Earnouts are a very common financial arrangement used in the sale of an asset whereby the parties agree to calculate and pay additional consideration for the sale of the asset based on performance of, return on, or other similar measure in respect of the asset for an agreed period following sale. The parties may enter into an earnout arrangement for a variety of reasons.
Despite their prevalence, there has been some uncertainty in relation to the income tax treatment of earnout arrangements.
Before 2007 there was a lack of symmetry in the tax treatment of earnouts for vendors and purchasers and confusion around the application of certain CGT concessions. In 2007 the Commissioner released a draft ruling TR 2007/D10 to provide a clear view on the income tax treatment of earnouts in which he expressed a view that the earnout right is treated as property provided by a purchaser to a vendor at the time the earnout arrangement is entered into, thereby giving rise to a taxing event for a vendor where no cash exchanged hands. The Commissioner neither finalised nor withdrew this draft ruling.
In 2010 the Treasury released a discussion paper under which they proposed to amend the law to address this confusion around the two views. They proposed to introduce a look through approach to earn outs, whereby amounts paid under the earn out are assessed for a vendor and included in cost for a purchaser when paid. The discussion paper was generally met with enthusiasm.
Acknowledging the potential for law change, the ATO announced an administrative concession under which they indicated that taxpayers would be allowed to adopt either the look through approach or the Commissioner's approach in TR 2007/D10 while we awaited law change.
Finally, some eight years following the draft ruling and five years following the Treasury discussion paper, we have draft laws to resolve the confusion. But does it?
The draft law
For what is a commonly understood business arrangement, the draft law to address the taxation treatment of earnouts is not particularly simple. For that reason we do not provide an overview of all of the detail in this alert and advice should be sought to understand how it might affect your particular circumstances.
At a high level, the proposed law change is aimed at introducing look through income tax treatment, however only for certainearnouts.
Where the previous views in the Treasury discussion paper and ATO administrative announcement were not restrictive in their application to earnouts, the proposed law is being seen as a concession and accordingly it is narrow.
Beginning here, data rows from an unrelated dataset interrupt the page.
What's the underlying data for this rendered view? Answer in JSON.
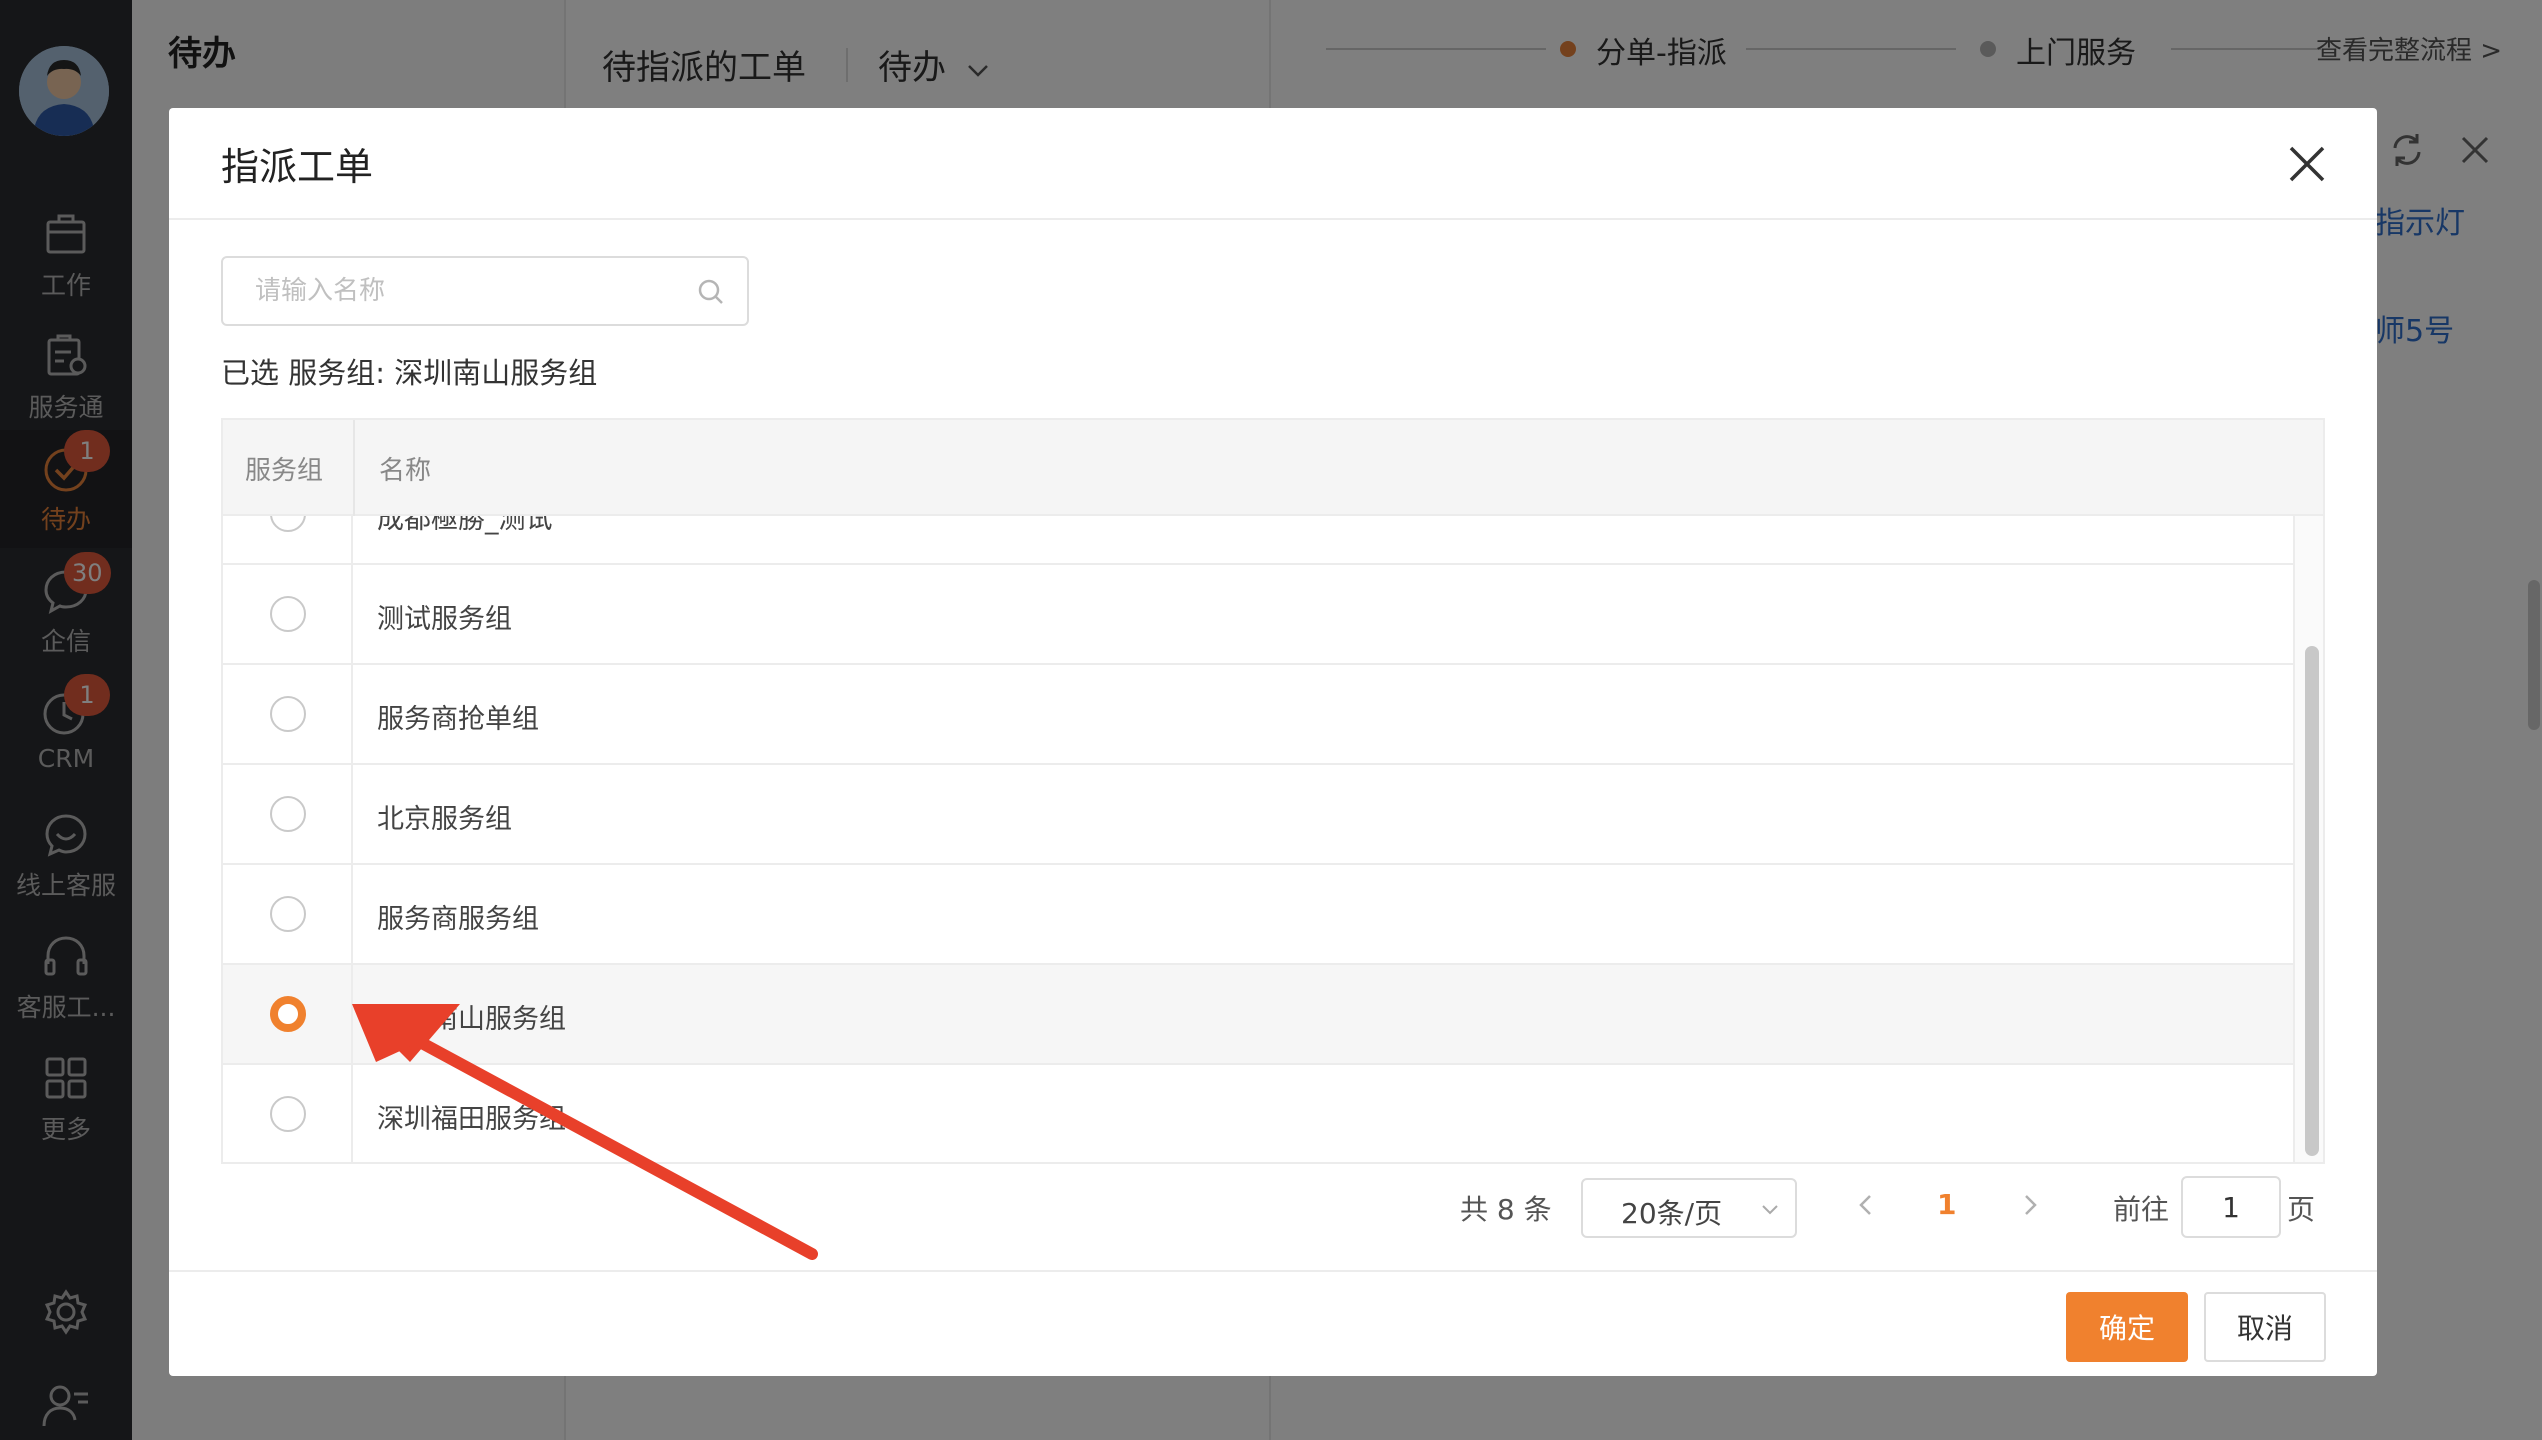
{
  "sidebar": {
    "items": [
      {
        "label": "工作",
        "icon": "briefcase-icon"
      },
      {
        "label": "服务通",
        "icon": "service-clipboard-icon"
      },
      {
        "label": "待办",
        "icon": "check-circle-icon",
        "badge": "1",
        "active": true
      },
      {
        "label": "企信",
        "icon": "chat-bubble-icon",
        "badge": "30"
      },
      {
        "label": "CRM",
        "icon": "clock-icon",
        "badge": "1"
      },
      {
        "label": "线上客服",
        "icon": "smile-chat-icon"
      },
      {
        "label": "客服工...",
        "icon": "headset-icon"
      },
      {
        "label": "更多",
        "icon": "grid-icon"
      }
    ],
    "bottom_icons": [
      "gear-icon",
      "user-list-icon"
    ]
  },
  "background": {
    "list_title": "待办",
    "tab_title": "待指派的工单",
    "tab_filter": "待办",
    "steps": [
      "分单-指派",
      "上门服务"
    ],
    "flow_link": "查看完整流程 >",
    "side_text_1": "指示灯",
    "side_text_2": "师5号"
  },
  "modal": {
    "title": "指派工单",
    "search_placeholder": "请输入名称",
    "selected_text": "已选 服务组: 深圳南山服务组",
    "columns": [
      "服务组",
      "名称"
    ],
    "rows": [
      {
        "name": "成都極勝_测试",
        "selected": false
      },
      {
        "name": "测试服务组",
        "selected": false
      },
      {
        "name": "服务商抢单组",
        "selected": false
      },
      {
        "name": "北京服务组",
        "selected": false
      },
      {
        "name": "服务商服务组",
        "selected": false
      },
      {
        "name": "深圳南山服务组",
        "selected": true
      },
      {
        "name": "深圳福田服务组",
        "selected": false
      }
    ],
    "pagination": {
      "total": "共 8 条",
      "page_size": "20条/页",
      "current": "1",
      "goto_label": "前往",
      "goto_value": "1",
      "page_unit": "页"
    },
    "ok_label": "确定",
    "cancel_label": "取消"
  },
  "colors": {
    "accent": "#f0812e",
    "sidebar_bg": "#2b2c30",
    "badge": "#e35a3d",
    "annotation_arrow": "#e8402a"
  }
}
The look through treatment will only be available for a specific type of earnout arrangement. Importantly, the earnout will need to:
(a) apply in relation to a sale of business effected by a traditional transfer (even though business transfers can be undertaken in a number of ways);
(b) be in relation to the disposal of an active asset (this gives rise to a number of issues including the look through treatment not being available to the sale of an interest in a foreign entity, potentially requiring a valuation of the assets of the business and its subsidiaries at the time of the transaction and in certain cases vendors needing to hold at least 20% of the target entity); and
(c) involve payments that span no more than 4 years from the date of the original sale, without any ability to extend the earnout payments beyond that period (in practice, this may mean it is limited to earnouts involving only 2 or 3 payments, given that they are generally made after an analysis of year end accounts can be made).
Sensibly, the proposed law allows the grandfathering of earnout arrangements entered into prior to 23 April 2015. This appears to allow taxpayers that have entered into earnout arrangements prior to yesterday to apply the ATO’s announced administrative look through concession (even though their earnout might not meet the newly proposed look through earnout definition).
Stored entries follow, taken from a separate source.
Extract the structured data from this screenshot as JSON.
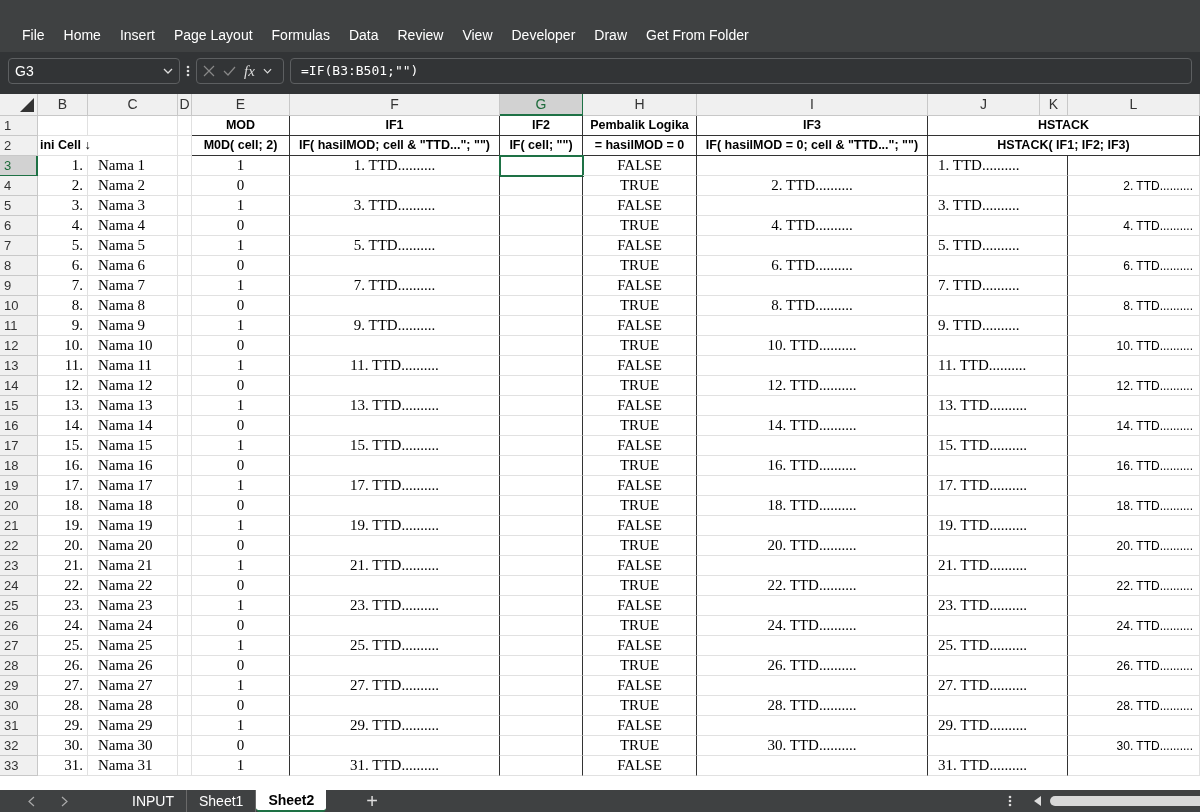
{
  "menu": [
    "File",
    "Home",
    "Insert",
    "Page Layout",
    "Formulas",
    "Data",
    "Review",
    "View",
    "Developer",
    "Draw",
    "Get From Folder"
  ],
  "formula_bar": {
    "name_box": "G3",
    "fx": "fx",
    "formula": "=IF(B3:B501;\"\")"
  },
  "columns": [
    {
      "label": "B",
      "selected": false
    },
    {
      "label": "C",
      "selected": false
    },
    {
      "label": "D",
      "selected": false
    },
    {
      "label": "E",
      "selected": false
    },
    {
      "label": "F",
      "selected": false
    },
    {
      "label": "G",
      "selected": true
    },
    {
      "label": "H",
      "selected": false
    },
    {
      "label": "I",
      "selected": false
    },
    {
      "label": "J",
      "selected": false
    },
    {
      "label": "K",
      "selected": false
    },
    {
      "label": "L",
      "selected": false
    }
  ],
  "header_rows": [
    {
      "num": "1",
      "cells": {
        "E": "MOD",
        "F": "IF1",
        "G": "IF2",
        "H": "Pembalik Logika",
        "I": "IF3",
        "J": "HSTACK"
      }
    },
    {
      "num": "2",
      "cells": {
        "B": "ini Cell ↓",
        "E": "M0D( cell; 2)",
        "F": "IF( hasilMOD; cell & \"TTD...\"; \"\")",
        "G": "IF( cell; \"\")",
        "H": "= hasilMOD = 0",
        "I": "IF( hasilMOD = 0; cell & \"TTD...\"; \"\")",
        "J": "HSTACK( IF1; IF2; IF3)"
      }
    }
  ],
  "rows": [
    {
      "num": "3",
      "selected": true,
      "cells": {
        "B": "1.",
        "C": "Nama 1",
        "E": "1",
        "F": "1. TTD..........",
        "H": "FALSE",
        "J": "1. TTD.........."
      }
    },
    {
      "num": "4",
      "selected": false,
      "cells": {
        "B": "2.",
        "C": "Nama 2",
        "E": "0",
        "H": "TRUE",
        "I": "2. TTD..........",
        "L": "2. TTD.........."
      }
    },
    {
      "num": "5",
      "selected": false,
      "cells": {
        "B": "3.",
        "C": "Nama 3",
        "E": "1",
        "F": "3. TTD..........",
        "H": "FALSE",
        "J": "3. TTD.........."
      }
    },
    {
      "num": "6",
      "selected": false,
      "cells": {
        "B": "4.",
        "C": "Nama 4",
        "E": "0",
        "H": "TRUE",
        "I": "4. TTD..........",
        "L": "4. TTD.........."
      }
    },
    {
      "num": "7",
      "selected": false,
      "cells": {
        "B": "5.",
        "C": "Nama 5",
        "E": "1",
        "F": "5. TTD..........",
        "H": "FALSE",
        "J": "5. TTD.........."
      }
    },
    {
      "num": "8",
      "selected": false,
      "cells": {
        "B": "6.",
        "C": "Nama 6",
        "E": "0",
        "H": "TRUE",
        "I": "6. TTD..........",
        "L": "6. TTD.........."
      }
    },
    {
      "num": "9",
      "selected": false,
      "cells": {
        "B": "7.",
        "C": "Nama 7",
        "E": "1",
        "F": "7. TTD..........",
        "H": "FALSE",
        "J": "7. TTD.........."
      }
    },
    {
      "num": "10",
      "selected": false,
      "cells": {
        "B": "8.",
        "C": "Nama 8",
        "E": "0",
        "H": "TRUE",
        "I": "8. TTD..........",
        "L": "8. TTD.........."
      }
    },
    {
      "num": "11",
      "selected": false,
      "cells": {
        "B": "9.",
        "C": "Nama 9",
        "E": "1",
        "F": "9. TTD..........",
        "H": "FALSE",
        "J": "9. TTD.........."
      }
    },
    {
      "num": "12",
      "selected": false,
      "cells": {
        "B": "10.",
        "C": "Nama 10",
        "E": "0",
        "H": "TRUE",
        "I": "10. TTD..........",
        "L": "10. TTD.........."
      }
    },
    {
      "num": "13",
      "selected": false,
      "cells": {
        "B": "11.",
        "C": "Nama 11",
        "E": "1",
        "F": "11. TTD..........",
        "H": "FALSE",
        "J": "11. TTD.........."
      }
    },
    {
      "num": "14",
      "selected": false,
      "cells": {
        "B": "12.",
        "C": "Nama 12",
        "E": "0",
        "H": "TRUE",
        "I": "12. TTD..........",
        "L": "12. TTD.........."
      }
    },
    {
      "num": "15",
      "selected": false,
      "cells": {
        "B": "13.",
        "C": "Nama 13",
        "E": "1",
        "F": "13. TTD..........",
        "H": "FALSE",
        "J": "13. TTD.........."
      }
    },
    {
      "num": "16",
      "selected": false,
      "cells": {
        "B": "14.",
        "C": "Nama 14",
        "E": "0",
        "H": "TRUE",
        "I": "14. TTD..........",
        "L": "14. TTD.........."
      }
    },
    {
      "num": "17",
      "selected": false,
      "cells": {
        "B": "15.",
        "C": "Nama 15",
        "E": "1",
        "F": "15. TTD..........",
        "H": "FALSE",
        "J": "15. TTD.........."
      }
    },
    {
      "num": "18",
      "selected": false,
      "cells": {
        "B": "16.",
        "C": "Nama 16",
        "E": "0",
        "H": "TRUE",
        "I": "16. TTD..........",
        "L": "16. TTD.........."
      }
    },
    {
      "num": "19",
      "selected": false,
      "cells": {
        "B": "17.",
        "C": "Nama 17",
        "E": "1",
        "F": "17. TTD..........",
        "H": "FALSE",
        "J": "17. TTD.........."
      }
    },
    {
      "num": "20",
      "selected": false,
      "cells": {
        "B": "18.",
        "C": "Nama 18",
        "E": "0",
        "H": "TRUE",
        "I": "18. TTD..........",
        "L": "18. TTD.........."
      }
    },
    {
      "num": "21",
      "selected": false,
      "cells": {
        "B": "19.",
        "C": "Nama 19",
        "E": "1",
        "F": "19. TTD..........",
        "H": "FALSE",
        "J": "19. TTD.........."
      }
    },
    {
      "num": "22",
      "selected": false,
      "cells": {
        "B": "20.",
        "C": "Nama 20",
        "E": "0",
        "H": "TRUE",
        "I": "20. TTD..........",
        "L": "20. TTD.........."
      }
    },
    {
      "num": "23",
      "selected": false,
      "cells": {
        "B": "21.",
        "C": "Nama 21",
        "E": "1",
        "F": "21. TTD..........",
        "H": "FALSE",
        "J": "21. TTD.........."
      }
    },
    {
      "num": "24",
      "selected": false,
      "cells": {
        "B": "22.",
        "C": "Nama 22",
        "E": "0",
        "H": "TRUE",
        "I": "22. TTD..........",
        "L": "22. TTD.........."
      }
    },
    {
      "num": "25",
      "selected": false,
      "cells": {
        "B": "23.",
        "C": "Nama 23",
        "E": "1",
        "F": "23. TTD..........",
        "H": "FALSE",
        "J": "23. TTD.........."
      }
    },
    {
      "num": "26",
      "selected": false,
      "cells": {
        "B": "24.",
        "C": "Nama 24",
        "E": "0",
        "H": "TRUE",
        "I": "24. TTD..........",
        "L": "24. TTD.........."
      }
    },
    {
      "num": "27",
      "selected": false,
      "cells": {
        "B": "25.",
        "C": "Nama 25",
        "E": "1",
        "F": "25. TTD..........",
        "H": "FALSE",
        "J": "25. TTD.........."
      }
    },
    {
      "num": "28",
      "selected": false,
      "cells": {
        "B": "26.",
        "C": "Nama 26",
        "E": "0",
        "H": "TRUE",
        "I": "26. TTD..........",
        "L": "26. TTD.........."
      }
    },
    {
      "num": "29",
      "selected": false,
      "cells": {
        "B": "27.",
        "C": "Nama 27",
        "E": "1",
        "F": "27. TTD..........",
        "H": "FALSE",
        "J": "27. TTD.........."
      }
    },
    {
      "num": "30",
      "selected": false,
      "cells": {
        "B": "28.",
        "C": "Nama 28",
        "E": "0",
        "H": "TRUE",
        "I": "28. TTD..........",
        "L": "28. TTD.........."
      }
    },
    {
      "num": "31",
      "selected": false,
      "cells": {
        "B": "29.",
        "C": "Nama 29",
        "E": "1",
        "F": "29. TTD..........",
        "H": "FALSE",
        "J": "29. TTD.........."
      }
    },
    {
      "num": "32",
      "selected": false,
      "cells": {
        "B": "30.",
        "C": "Nama 30",
        "E": "0",
        "H": "TRUE",
        "I": "30. TTD..........",
        "L": "30. TTD.........."
      }
    },
    {
      "num": "33",
      "selected": false,
      "cells": {
        "B": "31.",
        "C": "Nama 31",
        "E": "1",
        "F": "31. TTD..........",
        "H": "FALSE",
        "J": "31. TTD.........."
      }
    }
  ],
  "sheet_tabs": [
    {
      "label": "INPUT",
      "selected": false
    },
    {
      "label": "Sheet1",
      "selected": false
    },
    {
      "label": "Sheet2",
      "selected": true
    }
  ],
  "add_sheet": "+"
}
While the draft law will introduce the highly anticipated look through approach to earnouts, it is clear that the policy decision is now to treat this as a concession and limit the availability of the look through treatment to what could be only a small number of earnouts in practice.
For any transaction going forward, there is likely to be the possibility that entering into an earnout arrangement results in crystallising a taxing event at a point where there is no exchange of cash between parties to fund that tax liability.
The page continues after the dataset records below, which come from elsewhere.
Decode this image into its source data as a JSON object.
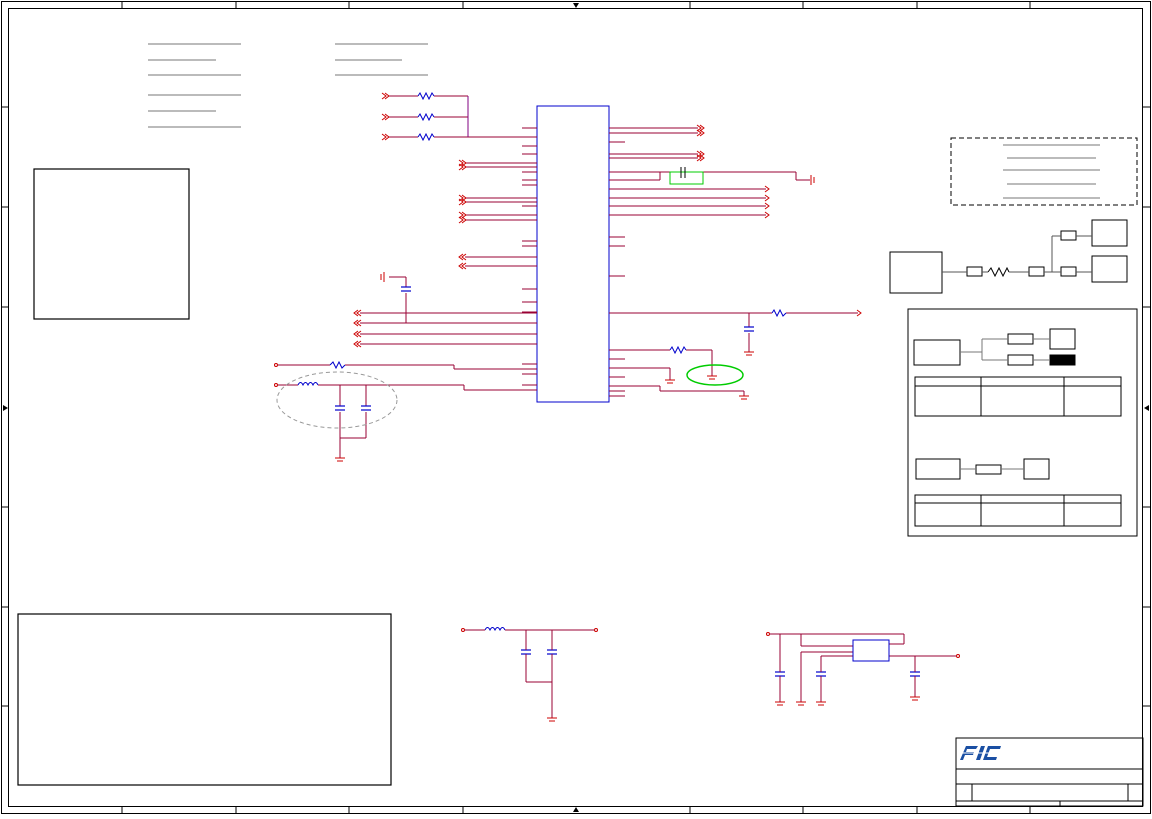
{
  "logo": {
    "text": "FIC"
  },
  "colors": {
    "frame": "#000000",
    "net": "#990033",
    "wire": "#800080",
    "ic_outline": "#0000cc",
    "ground": "#cc0000",
    "annotation": "#00cc00",
    "note_box": "#000000",
    "callout_dash": "#888888",
    "logo_blue": "#1a4fa3"
  }
}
Even though it appears that a sensible decision to grandfather existing earnout arrangements is being proposed, where a taxpayer (either as purchaser or vendor) did enter into an earnout arrangement in recent years it would be prudent to revisit the arrangement to ensure that the transitional provisions will apply.
Although consultation is open and the draft law remains subject to change, now would be the time to start asking some questions about both historical and proposed earnout arrangements to which you might be a party.